Naturalmente, estaban de más los gritos. Era obvio que no había nadie. Sólo un reloj de pesas, situado junto a la chimenea, desmenuzaba el tiempo con su tictac.

Por unos pocos segundos, la cabeza me dio vueltas. Allí, en la penumbra, el tiempo pareció correr a la inversa, y muchos recuerdos se agolparon en mi mente. Recuerdos de sensaciones penosas que se desmoronaron como arena reseca. Sin embargo, fue cosa de un momento. Cuando abrí los ojos, las cosas habían vuelto a su sitio. Ante mí se extendía un monótono espacio gris, eso era todo.

—¿Te encuentras bien? —me preguntó mi amiga, preocupada.

—No es nada —le dije—. Entremos.

Mientras ella buscaba el interruptor de la luz, traté de examinar en la penumbra el reloj. Tenía tres pesas pendientes de cadenas, que había que subir para darle cuerda. Aunque las tres pesas ya habían tocado fondo, el reloj marchaba aún, apurando sus postreros impulsos. A juzgar por la longitud de las cadenas, el tiempo que tardarían las pesas en bajar del todo debía de ser una semana. Así pues, alguien habían estado allí hacía una semana, alguien que dio cuerda al reloj. Era evidente.

Subí las tres pesas hasta arriba. Luego, me senté en el sofá y estiré las piernas. Era un viejo sofá que parecía datar de antes de la guerra, pero aún resultaba cómodo. Ni demasiado blando, ni demasiado duro; justo lo que pedía el cuerpo. Despedía un leve olor corporal a ser humano.
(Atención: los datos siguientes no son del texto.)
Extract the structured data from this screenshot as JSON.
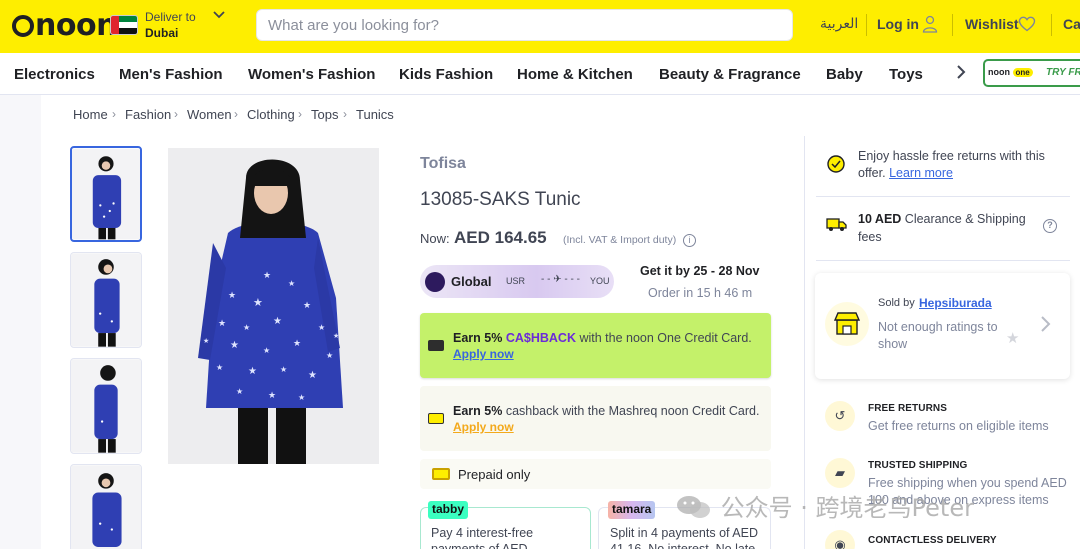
{
  "header": {
    "logo": "noon",
    "deliver_label": "Deliver to",
    "deliver_city": "Dubai",
    "search_placeholder": "What are you looking for?",
    "language": "العربية",
    "login": "Log in",
    "wishlist": "Wishlist",
    "cart": "Ca",
    "accent": "#feee00"
  },
  "nav": {
    "items": [
      "Electronics",
      "Men's Fashion",
      "Women's Fashion",
      "Kids Fashion",
      "Home & Kitchen",
      "Beauty & Fragrance",
      "Baby",
      "Toys"
    ],
    "promo_brand": "noon",
    "promo_one": "one",
    "promo_try": "TRY FR"
  },
  "breadcrumb": [
    "Home",
    "Fashion",
    "Women",
    "Clothing",
    "Tops",
    "Tunics"
  ],
  "product": {
    "brand": "Tofisa",
    "title": "13085-SAKS Tunic",
    "now_label": "Now:",
    "price": "AED 164.65",
    "vat_note": "(Incl. VAT & Import duty)",
    "global_label": "Global",
    "from_label": "USR",
    "to_label": "YOU",
    "delivery_date": "Get it by 25 - 28 Nov",
    "order_within": "Order in 15 h 46 m"
  },
  "promos": [
    {
      "prefix": "Earn 5%",
      "highlight": "CA$HBACK",
      "rest": " with the noon One Credit Card.",
      "link": "Apply now",
      "link_color": "#3866df",
      "bg": "#c4f16a"
    },
    {
      "prefix": "Earn 5%",
      "highlight": "",
      "rest": " cashback with the Mashreq noon Credit Card.",
      "link": "Apply now",
      "link_color": "#f3a91b",
      "bg": "#f8f8f0"
    }
  ],
  "payment": {
    "prepaid": "Prepaid only",
    "tabby_logo": "tabby",
    "tabby_text": "Pay 4 interest-free payments of AED",
    "tamara_logo": "tamara",
    "tamara_text": "Split in 4 payments of AED 41.16. No interest. No late"
  },
  "sidebar": {
    "returns_text": "Enjoy hassle free returns with this offer.",
    "returns_link": "Learn more",
    "shipping_amount": "10 AED",
    "shipping_text": " Clearance & Shipping fees",
    "sold_by": "Sold by",
    "seller": "Hepsiburada",
    "rating_text": "Not enough ratings to show",
    "features": [
      {
        "title": "FREE RETURNS",
        "desc": "Get free returns on eligible items",
        "icon": "return-icon"
      },
      {
        "title": "TRUSTED SHIPPING",
        "desc": "Free shipping when you spend AED 100 and above on express items",
        "icon": "truck-icon"
      },
      {
        "title": "CONTACTLESS DELIVERY",
        "desc": "",
        "icon": "contactless-icon"
      }
    ]
  },
  "watermark": "公众号 · 跨境老鸟Peter"
}
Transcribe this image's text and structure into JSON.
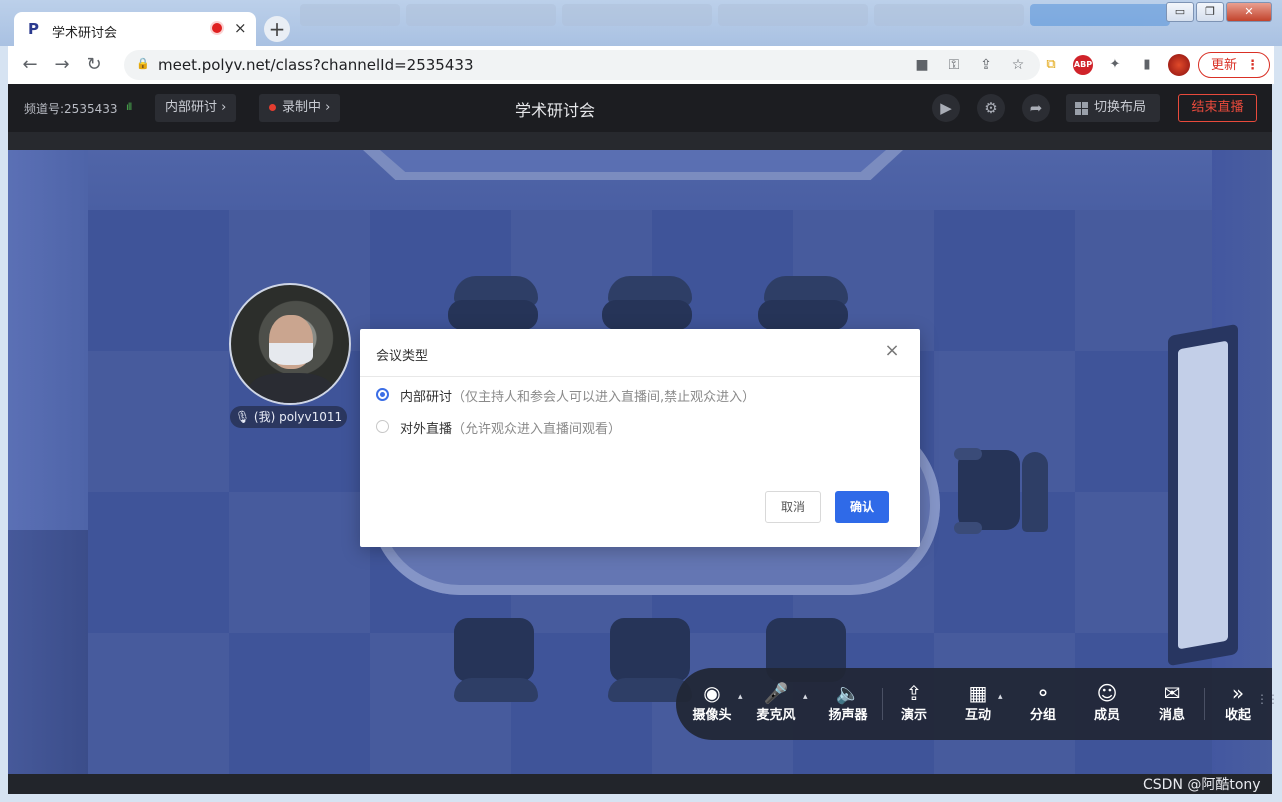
{
  "browser": {
    "tab_title": "学术研讨会",
    "tab_favicon": "P",
    "tab_close": "×",
    "new_tab": "+",
    "url": "meet.polyv.net/class?channelId=2535433",
    "update_label": "更新",
    "update_menu": "⋮",
    "abp_label": "ABP",
    "window_controls": {
      "minimize": "▭",
      "restore": "❐",
      "close": "✕"
    },
    "icons": {
      "back": "←",
      "forward": "→",
      "reload": "↻",
      "lock": "🔒",
      "camera": "■",
      "key": "⚿",
      "share": "⇪",
      "star": "☆",
      "copy": "⧉",
      "puzzle": "✦",
      "sidepanel": "▮"
    }
  },
  "app_header": {
    "channel": "频道号:2535433",
    "signal": "ıll",
    "meeting_type_chip": "内部研讨",
    "recording_chip": "录制中",
    "title": "学术研讨会",
    "layout_button": "切换布局",
    "end_button": "结束直播",
    "chevron": "›",
    "icons": {
      "playback": "▶",
      "settings": "⚙",
      "share": "➦"
    }
  },
  "participant": {
    "label": "(我) polyv1011",
    "mic_icon": "🎙"
  },
  "modal": {
    "title": "会议类型",
    "close": "×",
    "options": [
      {
        "label": "内部研讨",
        "desc": "（仅主持人和参会人可以进入直播间,禁止观众进入）",
        "selected": true
      },
      {
        "label": "对外直播",
        "desc": "（允许观众进入直播间观看）",
        "selected": false
      }
    ],
    "cancel_label": "取消",
    "confirm_label": "确认"
  },
  "bottom_toolbar": {
    "caret": "▴",
    "grip": "⋮⋮",
    "items": [
      {
        "label": "摄像头",
        "icon": "◉"
      },
      {
        "label": "麦克风",
        "icon": "🎤"
      },
      {
        "label": "扬声器",
        "icon": "🔈"
      },
      {
        "label": "演示",
        "icon": "⇪"
      },
      {
        "label": "互动",
        "icon": "▦"
      },
      {
        "label": "分组",
        "icon": "⚬"
      },
      {
        "label": "成员",
        "icon": "☺"
      },
      {
        "label": "消息",
        "icon": "✉"
      },
      {
        "label": "收起",
        "icon": "»"
      }
    ]
  },
  "watermark": "CSDN @阿酷tony",
  "colors": {
    "accent": "#2f6ae8",
    "danger": "#e84a3c",
    "header_bg": "#1c1d21",
    "stage_floor": "#3f5499"
  }
}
Tras unos momentos, se oyó un tenue clic y se encendió la luz. Entró mi amiga, procedente de la cocina. Tras escudriñar todos los rincones del salón con curiosidad, se sentó junto a mí y encendió un cigarrillo mentolado. Yo me fumé otro. Desde que empecé a salir con ella, le había ido cogiendo el gusto al tabaco mentolado.

—Tu amigo, por lo que se ve, tenía intención de pasarse aquí el invierno. He echado un vistazo a la cocina, y cuenta con una provisión de combustible y alimentos más que suficiente para sobrevivir un invierno. Un supermercado, ni más ni menos.

—Sí, pero falta él.

—Busquemos en el piso de arriba.

Subimos por una escalera contigua a la cocina. A medio camino, se doblaba en un ángulo extraño. Una vez arriba, la atmósfera parecía completamente distinta de la del salón.

—Me siento un poco mareada —dijo mi amiga.

—¿Te encuentras mal?

—¡Bah! No es nada. No te preocupes. Me pasa a veces.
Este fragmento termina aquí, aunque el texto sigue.